Por Plínio Gentil no GGN

Seja como for, o Brasil de Alice, que começa séculos antes do famoso livro, também será resultado de tempos mais recentes, riquíssimos de elementos para nenhum analista político reclamar de tédio.

Vi num site que Alice foi o nome mais registrado para bebês do sexo feminino em 2020 no Brasil. Temos, portanto, Alices aos montes. Me pergunto então se Alice viverá num país das maravilhas e o que lhe causará admiração, como ocorre com a menina da obra de Lewis Carroll. Passará por lugares fantásticos, encontrará a tartaruga falsa, quem sabe a rainha de copas? Seja como for, o Brasil de Alice, que começa séculos antes do famoso livro, também será resultado de tempos mais recentes, riquíssimos de elementos para nenhum analista político reclamar de tédio.

Em nossa economia sempre dependente, vemos uma crescente desindustrialização há umas boas décadas. Na falta de programas de longo alcance e de um consistente planejamento econômico estatal, o setor produtivo foi abandonando seus projetos de produção e aplicando dinheiro na ciranda financeira. O capital financeiro se agigantou e aos poucos ocupou o espaço da nossa incipiente burguesia industrial. Voltamos a enaltecer o agronegócio e a ver o domínio da política cada vez mais nas mãos dos mercadores de dinheiro, que dominam o Estado com mais facilidade, dado lhes ser possível, tocando numa tecla, transferir seu investimento para o outro lado do mundo. É mais simples mudar o capital de lugar do que fazer o mesmo com uma planta industrial.

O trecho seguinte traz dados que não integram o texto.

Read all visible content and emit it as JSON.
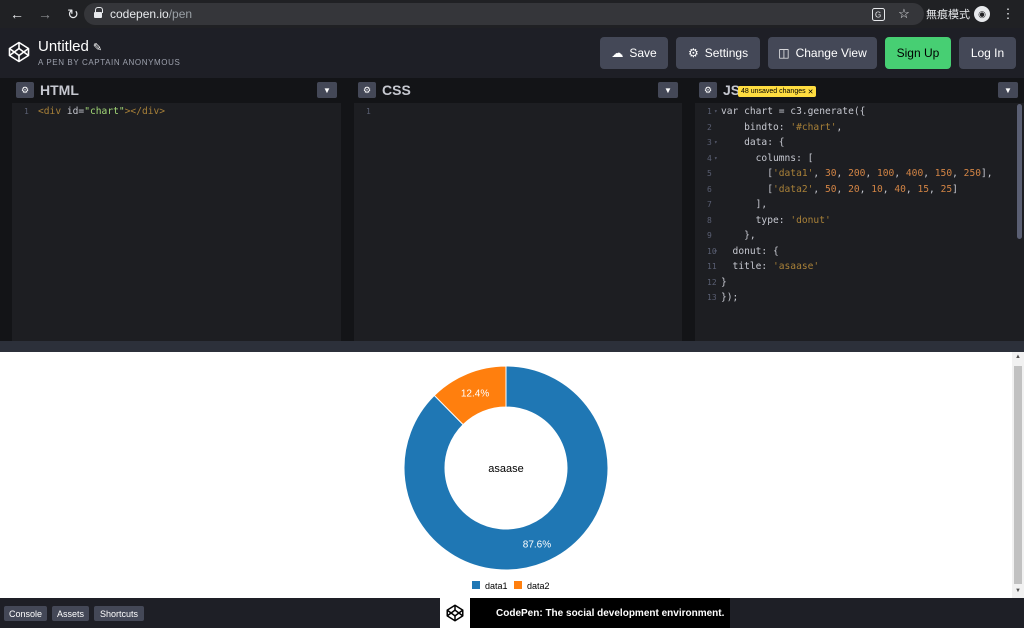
{
  "browser": {
    "url_host": "codepen.io",
    "url_path": "/pen",
    "incognito_label": "無痕模式",
    "translate_icon": "translate-icon",
    "bookmark_icon": "star-icon"
  },
  "header": {
    "title": "Untitled",
    "subtitle": "A PEN BY CAPTAIN ANONYMOUS",
    "save_label": "Save",
    "settings_label": "Settings",
    "change_view_label": "Change View",
    "signup_label": "Sign Up",
    "login_label": "Log In"
  },
  "editors": {
    "html": {
      "title": "HTML",
      "lines": [
        {
          "n": "1",
          "tag_open": "<div",
          "attr": " id=",
          "str": "\"chart\"",
          "tag_close": "></div>"
        }
      ]
    },
    "css": {
      "title": "CSS",
      "lines": [
        {
          "n": "1"
        }
      ]
    },
    "js": {
      "title": "JS",
      "unsaved": "48 unsaved changes",
      "lines": [
        {
          "n": "1",
          "fold": true,
          "text": "var chart = c3.generate({"
        },
        {
          "n": "2",
          "fold": false,
          "text": "    bindto: '#chart',"
        },
        {
          "n": "3",
          "fold": true,
          "text": "    data: {"
        },
        {
          "n": "4",
          "fold": true,
          "text": "      columns: ["
        },
        {
          "n": "5",
          "fold": false,
          "text": "        ['data1', 30, 200, 100, 400, 150, 250],"
        },
        {
          "n": "6",
          "fold": false,
          "text": "        ['data2', 50, 20, 10, 40, 15, 25]"
        },
        {
          "n": "7",
          "fold": false,
          "text": "      ],"
        },
        {
          "n": "8",
          "fold": false,
          "text": "      type: 'donut'"
        },
        {
          "n": "9",
          "fold": false,
          "text": "    },"
        },
        {
          "n": "10",
          "fold": true,
          "text": "  donut: {"
        },
        {
          "n": "11",
          "fold": false,
          "text": "  title: 'asaase'"
        },
        {
          "n": "12",
          "fold": false,
          "text": "}"
        },
        {
          "n": "13",
          "fold": false,
          "text": "});"
        }
      ]
    }
  },
  "chart_data": {
    "type": "pie",
    "title": "asaase",
    "series": [
      {
        "name": "data1",
        "value": 1130,
        "percent_label": "87.6%",
        "color": "#1f77b4"
      },
      {
        "name": "data2",
        "value": 160,
        "percent_label": "12.4%",
        "color": "#ff7f0e"
      }
    ],
    "legend_position": "bottom"
  },
  "footer": {
    "console_label": "Console",
    "assets_label": "Assets",
    "shortcuts_label": "Shortcuts",
    "toast_text": "CodePen: The social development environment."
  }
}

O Brasil retoma, aos poucos, o seu perfil de produtor agrícola e importador de produtos industrializados, aquela vocação agrária tão exaltada até o fim da primeira república, inventada a benefício dos barões fazendeiros escravocratas. Enquanto isso, o mercado financeiro, que é o rei dos mercados, ocupa o Estado e dele obtém o que deseja, sem constrangimentos. De maneira geral, parlamentares e governantes fazem o papel de intermediários entre o grande capital e o aparato estatal, já que, num regime dito republicano, essa intermediação faz parte do figurino.

Aos que cobram mais republicanismo das instituições, vale lembrar que elas quase nunca constituíram obstáculo às investidas do capital privado sobre o Estado, ainda quando foi preciso torcer o direito e interpretá-lo à sua maneira para impor seus interesses. Não o esperemos, portanto, agora. Sua fragilidade é resultado do pouco apreço que o capital tem pelo próprio direito e pela democracia. Aliás, direito e democracia são inúteis e inquietantes para o poder econômico. Inúteis porque este não precisa daqueles para mandar; inquietantes porque o direito e a democracia às vezes se põem como entraves, exigindo uma ação enérgica para descartá-los, ou ressignificá-los.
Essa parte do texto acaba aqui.